The invention discloses a management maintenance method of a RapidIO bus system, which adopts a two-stage management strategy combining board level concentration and system distribution, two management maintenance methods of RapidIO out-of-band operation and in-band operation and a hot backup monitoring mode of a Host node, provides reliable on-line management maintenance of the RapidIO bus system, and realizes the functions of real-time monitoring, fault isolation, fault recovery and the like of the RapidIO bus system. The embodiment of the invention solves the problems of difficult configuration management, large burst flow, more data transmission conflicts, high real-time requirement and the like of a RapidIO bus network in an embedded signal processing system.

Description

Management and maintenance method of RapidIO bus system
Technical Field
The present invention relates to, but is not limited to, the field of embedded signal processing technologies, and in particular, to a method for managing and maintaining a RapidIO bus system.
Background
The RapidIO bus (one of standard buses) is widely applied in the technical field of embedded signal processing, and the management and maintenance of a complex RapidIO bus network are important parts of the design of an embedded signal processing system.

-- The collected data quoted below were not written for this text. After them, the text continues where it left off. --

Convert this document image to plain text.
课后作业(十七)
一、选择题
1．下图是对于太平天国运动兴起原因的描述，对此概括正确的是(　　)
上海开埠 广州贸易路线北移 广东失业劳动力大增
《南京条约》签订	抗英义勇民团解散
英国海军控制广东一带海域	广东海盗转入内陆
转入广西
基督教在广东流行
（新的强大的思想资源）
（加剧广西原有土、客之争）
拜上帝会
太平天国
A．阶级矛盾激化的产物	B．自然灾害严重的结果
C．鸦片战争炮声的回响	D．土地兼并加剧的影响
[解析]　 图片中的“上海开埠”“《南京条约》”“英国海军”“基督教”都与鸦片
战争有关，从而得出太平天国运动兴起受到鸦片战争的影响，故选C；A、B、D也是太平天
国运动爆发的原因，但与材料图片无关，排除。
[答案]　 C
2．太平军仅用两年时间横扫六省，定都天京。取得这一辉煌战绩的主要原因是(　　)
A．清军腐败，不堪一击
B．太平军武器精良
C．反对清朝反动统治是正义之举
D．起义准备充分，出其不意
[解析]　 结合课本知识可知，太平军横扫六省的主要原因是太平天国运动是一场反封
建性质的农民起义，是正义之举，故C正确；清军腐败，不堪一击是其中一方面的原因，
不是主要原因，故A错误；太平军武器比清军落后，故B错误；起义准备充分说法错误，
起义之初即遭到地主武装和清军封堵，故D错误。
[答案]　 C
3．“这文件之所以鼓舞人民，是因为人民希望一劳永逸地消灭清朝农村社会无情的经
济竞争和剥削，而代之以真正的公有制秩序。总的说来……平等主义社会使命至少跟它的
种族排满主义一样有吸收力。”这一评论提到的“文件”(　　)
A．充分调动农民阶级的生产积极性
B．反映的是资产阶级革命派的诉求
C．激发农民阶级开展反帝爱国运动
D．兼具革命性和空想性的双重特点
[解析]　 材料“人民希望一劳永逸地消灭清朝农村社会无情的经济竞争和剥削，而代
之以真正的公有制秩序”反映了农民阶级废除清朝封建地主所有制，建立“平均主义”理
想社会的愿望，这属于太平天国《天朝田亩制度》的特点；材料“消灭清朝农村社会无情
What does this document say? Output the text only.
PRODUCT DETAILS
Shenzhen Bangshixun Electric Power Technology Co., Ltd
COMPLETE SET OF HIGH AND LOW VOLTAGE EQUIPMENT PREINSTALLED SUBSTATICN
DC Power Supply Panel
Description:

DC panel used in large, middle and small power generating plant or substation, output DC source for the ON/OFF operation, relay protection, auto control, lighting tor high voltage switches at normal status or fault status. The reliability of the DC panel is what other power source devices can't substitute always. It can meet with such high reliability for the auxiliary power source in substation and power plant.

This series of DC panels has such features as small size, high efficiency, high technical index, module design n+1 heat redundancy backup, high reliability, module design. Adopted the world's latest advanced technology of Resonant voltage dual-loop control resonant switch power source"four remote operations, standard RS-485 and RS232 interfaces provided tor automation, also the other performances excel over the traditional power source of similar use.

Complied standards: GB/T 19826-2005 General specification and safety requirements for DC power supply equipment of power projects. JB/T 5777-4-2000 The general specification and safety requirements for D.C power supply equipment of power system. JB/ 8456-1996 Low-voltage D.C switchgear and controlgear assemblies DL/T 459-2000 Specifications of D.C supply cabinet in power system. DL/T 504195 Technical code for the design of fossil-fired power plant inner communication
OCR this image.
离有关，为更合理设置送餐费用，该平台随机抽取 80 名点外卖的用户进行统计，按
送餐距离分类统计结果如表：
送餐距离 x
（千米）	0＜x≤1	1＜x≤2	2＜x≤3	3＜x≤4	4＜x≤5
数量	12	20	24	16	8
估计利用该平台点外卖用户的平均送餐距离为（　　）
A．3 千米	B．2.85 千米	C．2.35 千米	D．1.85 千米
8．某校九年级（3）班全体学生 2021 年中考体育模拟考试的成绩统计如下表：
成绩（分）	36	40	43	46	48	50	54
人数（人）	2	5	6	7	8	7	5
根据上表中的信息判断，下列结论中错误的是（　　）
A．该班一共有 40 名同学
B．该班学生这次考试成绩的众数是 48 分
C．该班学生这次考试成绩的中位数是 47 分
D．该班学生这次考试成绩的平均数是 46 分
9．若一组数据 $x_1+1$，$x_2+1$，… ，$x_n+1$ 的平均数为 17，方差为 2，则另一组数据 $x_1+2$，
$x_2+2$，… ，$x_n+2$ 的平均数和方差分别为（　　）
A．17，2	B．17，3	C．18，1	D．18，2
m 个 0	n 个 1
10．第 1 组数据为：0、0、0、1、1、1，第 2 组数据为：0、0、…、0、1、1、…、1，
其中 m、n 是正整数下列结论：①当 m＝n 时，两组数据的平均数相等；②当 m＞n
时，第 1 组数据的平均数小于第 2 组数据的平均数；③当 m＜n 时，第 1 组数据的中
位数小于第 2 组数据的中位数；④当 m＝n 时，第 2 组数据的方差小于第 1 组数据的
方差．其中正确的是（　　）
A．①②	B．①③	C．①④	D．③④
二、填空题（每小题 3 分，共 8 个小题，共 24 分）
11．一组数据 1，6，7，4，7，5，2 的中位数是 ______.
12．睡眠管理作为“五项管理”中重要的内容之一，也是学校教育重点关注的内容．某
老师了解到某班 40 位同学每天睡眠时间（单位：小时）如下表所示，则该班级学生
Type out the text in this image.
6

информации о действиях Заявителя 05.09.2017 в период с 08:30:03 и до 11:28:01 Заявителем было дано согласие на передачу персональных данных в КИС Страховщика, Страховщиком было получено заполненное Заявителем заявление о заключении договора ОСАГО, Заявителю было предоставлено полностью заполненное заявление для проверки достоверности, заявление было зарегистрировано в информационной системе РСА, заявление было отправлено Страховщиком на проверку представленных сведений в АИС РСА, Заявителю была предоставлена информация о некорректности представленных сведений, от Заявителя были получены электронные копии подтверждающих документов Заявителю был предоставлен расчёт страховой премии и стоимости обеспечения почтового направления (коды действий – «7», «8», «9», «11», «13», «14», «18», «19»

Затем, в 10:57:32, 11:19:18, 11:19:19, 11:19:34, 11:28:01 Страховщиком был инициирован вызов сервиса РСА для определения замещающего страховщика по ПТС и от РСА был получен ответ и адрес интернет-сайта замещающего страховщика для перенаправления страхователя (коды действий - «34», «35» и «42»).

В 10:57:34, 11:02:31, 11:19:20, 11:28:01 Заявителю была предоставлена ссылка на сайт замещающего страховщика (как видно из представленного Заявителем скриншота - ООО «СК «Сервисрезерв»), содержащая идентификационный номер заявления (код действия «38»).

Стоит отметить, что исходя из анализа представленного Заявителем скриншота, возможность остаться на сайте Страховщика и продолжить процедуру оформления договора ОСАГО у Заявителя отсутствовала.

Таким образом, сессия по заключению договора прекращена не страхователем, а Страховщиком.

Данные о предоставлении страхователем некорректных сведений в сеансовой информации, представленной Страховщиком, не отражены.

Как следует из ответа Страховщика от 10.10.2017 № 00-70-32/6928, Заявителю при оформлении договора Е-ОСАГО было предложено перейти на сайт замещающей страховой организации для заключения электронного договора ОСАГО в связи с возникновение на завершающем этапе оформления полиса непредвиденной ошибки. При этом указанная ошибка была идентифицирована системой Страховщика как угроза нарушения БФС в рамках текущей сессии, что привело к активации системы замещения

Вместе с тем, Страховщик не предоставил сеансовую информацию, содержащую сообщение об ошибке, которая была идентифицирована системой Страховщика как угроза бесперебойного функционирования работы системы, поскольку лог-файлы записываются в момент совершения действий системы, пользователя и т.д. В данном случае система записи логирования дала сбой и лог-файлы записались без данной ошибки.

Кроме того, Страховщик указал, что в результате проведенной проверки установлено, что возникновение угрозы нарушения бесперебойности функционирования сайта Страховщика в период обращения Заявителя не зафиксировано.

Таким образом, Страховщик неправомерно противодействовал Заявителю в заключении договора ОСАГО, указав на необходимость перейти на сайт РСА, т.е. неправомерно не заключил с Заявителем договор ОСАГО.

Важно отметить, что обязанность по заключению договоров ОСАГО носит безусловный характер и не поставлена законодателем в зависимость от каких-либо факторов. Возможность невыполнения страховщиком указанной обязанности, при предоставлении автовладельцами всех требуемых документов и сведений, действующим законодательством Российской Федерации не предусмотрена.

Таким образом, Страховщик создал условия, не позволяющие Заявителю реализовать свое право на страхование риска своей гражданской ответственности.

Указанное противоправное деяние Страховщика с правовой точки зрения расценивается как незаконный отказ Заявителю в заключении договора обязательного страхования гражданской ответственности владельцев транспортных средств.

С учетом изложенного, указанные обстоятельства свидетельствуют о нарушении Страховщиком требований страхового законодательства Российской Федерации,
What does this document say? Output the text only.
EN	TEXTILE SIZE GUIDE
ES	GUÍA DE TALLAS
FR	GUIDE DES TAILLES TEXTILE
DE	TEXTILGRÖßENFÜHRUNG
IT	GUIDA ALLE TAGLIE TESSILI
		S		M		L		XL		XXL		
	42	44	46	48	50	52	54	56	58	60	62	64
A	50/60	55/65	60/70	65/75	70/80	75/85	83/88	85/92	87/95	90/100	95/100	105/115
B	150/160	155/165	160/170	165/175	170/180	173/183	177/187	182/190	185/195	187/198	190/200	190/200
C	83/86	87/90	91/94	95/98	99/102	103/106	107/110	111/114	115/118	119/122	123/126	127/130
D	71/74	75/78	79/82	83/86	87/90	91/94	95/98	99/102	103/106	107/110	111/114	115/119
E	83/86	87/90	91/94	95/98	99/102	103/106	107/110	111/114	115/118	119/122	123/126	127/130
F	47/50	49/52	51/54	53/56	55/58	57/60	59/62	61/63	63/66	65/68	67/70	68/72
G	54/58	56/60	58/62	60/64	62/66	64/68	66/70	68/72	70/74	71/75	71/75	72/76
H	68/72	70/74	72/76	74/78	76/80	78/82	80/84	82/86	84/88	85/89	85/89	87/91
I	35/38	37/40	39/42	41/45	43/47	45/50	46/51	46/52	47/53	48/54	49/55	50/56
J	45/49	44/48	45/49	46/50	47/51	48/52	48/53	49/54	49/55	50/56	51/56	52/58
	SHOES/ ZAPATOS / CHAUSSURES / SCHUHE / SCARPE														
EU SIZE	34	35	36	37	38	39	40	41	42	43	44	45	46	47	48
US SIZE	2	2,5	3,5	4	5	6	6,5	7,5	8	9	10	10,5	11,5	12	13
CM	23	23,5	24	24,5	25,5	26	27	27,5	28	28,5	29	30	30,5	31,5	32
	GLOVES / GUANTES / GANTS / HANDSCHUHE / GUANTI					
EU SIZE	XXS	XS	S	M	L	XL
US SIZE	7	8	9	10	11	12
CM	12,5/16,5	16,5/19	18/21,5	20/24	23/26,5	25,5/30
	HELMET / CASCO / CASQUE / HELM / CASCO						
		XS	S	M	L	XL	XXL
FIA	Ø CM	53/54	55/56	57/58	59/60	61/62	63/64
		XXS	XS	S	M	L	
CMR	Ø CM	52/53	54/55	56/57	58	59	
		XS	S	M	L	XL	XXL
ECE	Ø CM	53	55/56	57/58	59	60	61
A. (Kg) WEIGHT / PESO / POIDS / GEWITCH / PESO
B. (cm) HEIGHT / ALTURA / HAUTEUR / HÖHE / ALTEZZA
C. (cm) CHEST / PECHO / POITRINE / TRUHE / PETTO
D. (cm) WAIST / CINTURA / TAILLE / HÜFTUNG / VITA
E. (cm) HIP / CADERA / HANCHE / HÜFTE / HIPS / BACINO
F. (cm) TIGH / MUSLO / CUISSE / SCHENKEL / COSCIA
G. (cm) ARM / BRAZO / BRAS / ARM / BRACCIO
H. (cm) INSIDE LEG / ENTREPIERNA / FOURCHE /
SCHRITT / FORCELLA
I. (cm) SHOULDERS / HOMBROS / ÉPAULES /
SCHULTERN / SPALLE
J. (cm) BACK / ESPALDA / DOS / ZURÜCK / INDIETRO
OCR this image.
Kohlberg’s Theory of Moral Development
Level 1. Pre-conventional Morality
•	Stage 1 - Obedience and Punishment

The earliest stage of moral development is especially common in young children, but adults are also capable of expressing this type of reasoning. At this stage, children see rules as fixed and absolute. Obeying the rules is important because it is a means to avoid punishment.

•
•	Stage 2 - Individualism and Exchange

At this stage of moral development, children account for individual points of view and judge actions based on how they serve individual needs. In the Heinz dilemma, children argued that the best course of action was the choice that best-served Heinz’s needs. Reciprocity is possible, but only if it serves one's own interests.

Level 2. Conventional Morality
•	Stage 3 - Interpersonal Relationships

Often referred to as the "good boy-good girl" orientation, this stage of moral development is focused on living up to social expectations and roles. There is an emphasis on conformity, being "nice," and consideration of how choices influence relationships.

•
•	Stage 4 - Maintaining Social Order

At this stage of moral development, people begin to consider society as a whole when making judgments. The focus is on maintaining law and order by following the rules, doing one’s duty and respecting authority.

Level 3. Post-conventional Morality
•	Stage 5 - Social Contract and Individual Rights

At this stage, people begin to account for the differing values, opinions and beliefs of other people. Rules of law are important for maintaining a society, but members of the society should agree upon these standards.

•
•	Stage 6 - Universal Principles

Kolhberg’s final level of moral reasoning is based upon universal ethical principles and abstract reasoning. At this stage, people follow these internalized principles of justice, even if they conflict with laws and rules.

However, the RapidIO bus network in the embedded signal processing system has the characteristics of difficult configuration management, large burst flow, more data transmission conflicts, high real-time requirement and the like.
The embodiment of the invention provides a reliable, online and real-time RapidIO bus system management and maintenance method, which can effectively solve the stability problem of multitask, strong real-time and mass data transmission in an embedded signal processing system.
Disclosure of Invention
The purpose of the invention is: the embodiment of the invention provides a management and maintenance method of a RapidIO bus system, which aims to solve the problems of difficult configuration and management, large burst flow, multiple data transmission conflicts, high real-time requirements and the like of a RapidIO bus network in an embedded signal processing system.
The technical scheme of the invention is as follows:
the embodiment of the invention provides a management and maintenance method of a RapidIO bus system, which is characterized in that the RapidIO bus system comprises the following steps: the RapidIO processing units are connected through a RapidIO bus to form a RapidIO bus system; each RapidIO processing unit includes: the system comprises a main Host node, a backup Host node, a RapidIO switch and other processing nodes with RapidIO interfaces, wherein one RapidIO processing unit serves as a main processing unit, and the other RapidIO processing units serve as slave processing units; a main Host node, a backup Host node and a RapidIO switch in each processing unit are all configured with a management maintenance interface and a RapidIO interface, other processing nodes are configured with RapidIO interfaces, the main Host node and the backup Host node are respectively interconnected with the RapidIO switch through the management maintenance interface, the RapidIO interfaces of the main Host node, the backup Host node and other processing nodes are respectively connected with the RapidIO interfaces of the RapidIO switch, and the RapidIO interface externally output by the RapidIO switch of each processing unit is interconnected with other processing units in the RapidIO bus system to form the RapidIO bus system; the method for executing management and maintenance of the RapidIO bus system comprises the following steps:
step 1, in each processing unit, a main Host node executes the initial configuration operation of the RapidIO network of the processing unit, and the configuration items comprise: the ID of the RapidIO equipment, the communication rate and the link line width; the main Host node in the main processing unit also executes the communication route configuration of the whole RapidIO bus system;
step 2, in each processing unit, the main Host node configures the RapidIO switch of the processing unit through software; the working state after the configuration is as follows: when an important fault event occurs at a Port of the RapidIO switch, the RapidIO switch reports a fault state to a main Host through an interrupt signal or a Port-Write maintenance packet;
step 3, in each processing unit, the main Host node monitors events in the processing unit, monitors conventional events and monitors important events, wherein the important events comprise fault events, and the fault events comprise conventional fault events and important fault events;
step 4, processing the conventional fault event, including: when a RapidIO interface of a non-main Host node or a switch fails, the main Host node maintains and configures a register of the RapidIO switch through a RapidIO maintenance packet; when the RapidIO interface of the main Host node fails, recovering the failed interface through the management maintenance interface of the main Host node;
and 5, processing important fault events, including: and the main Host reports the fault to a main Host node of the main processing unit through a RapidIO maintenance packet, and the main Host of the main processing unit performs fault transaction broadcasting, blocking link interruption, fault packet discarding or communication route reconfiguration operation through the RapidIO maintenance packet to perform system-level fault processing.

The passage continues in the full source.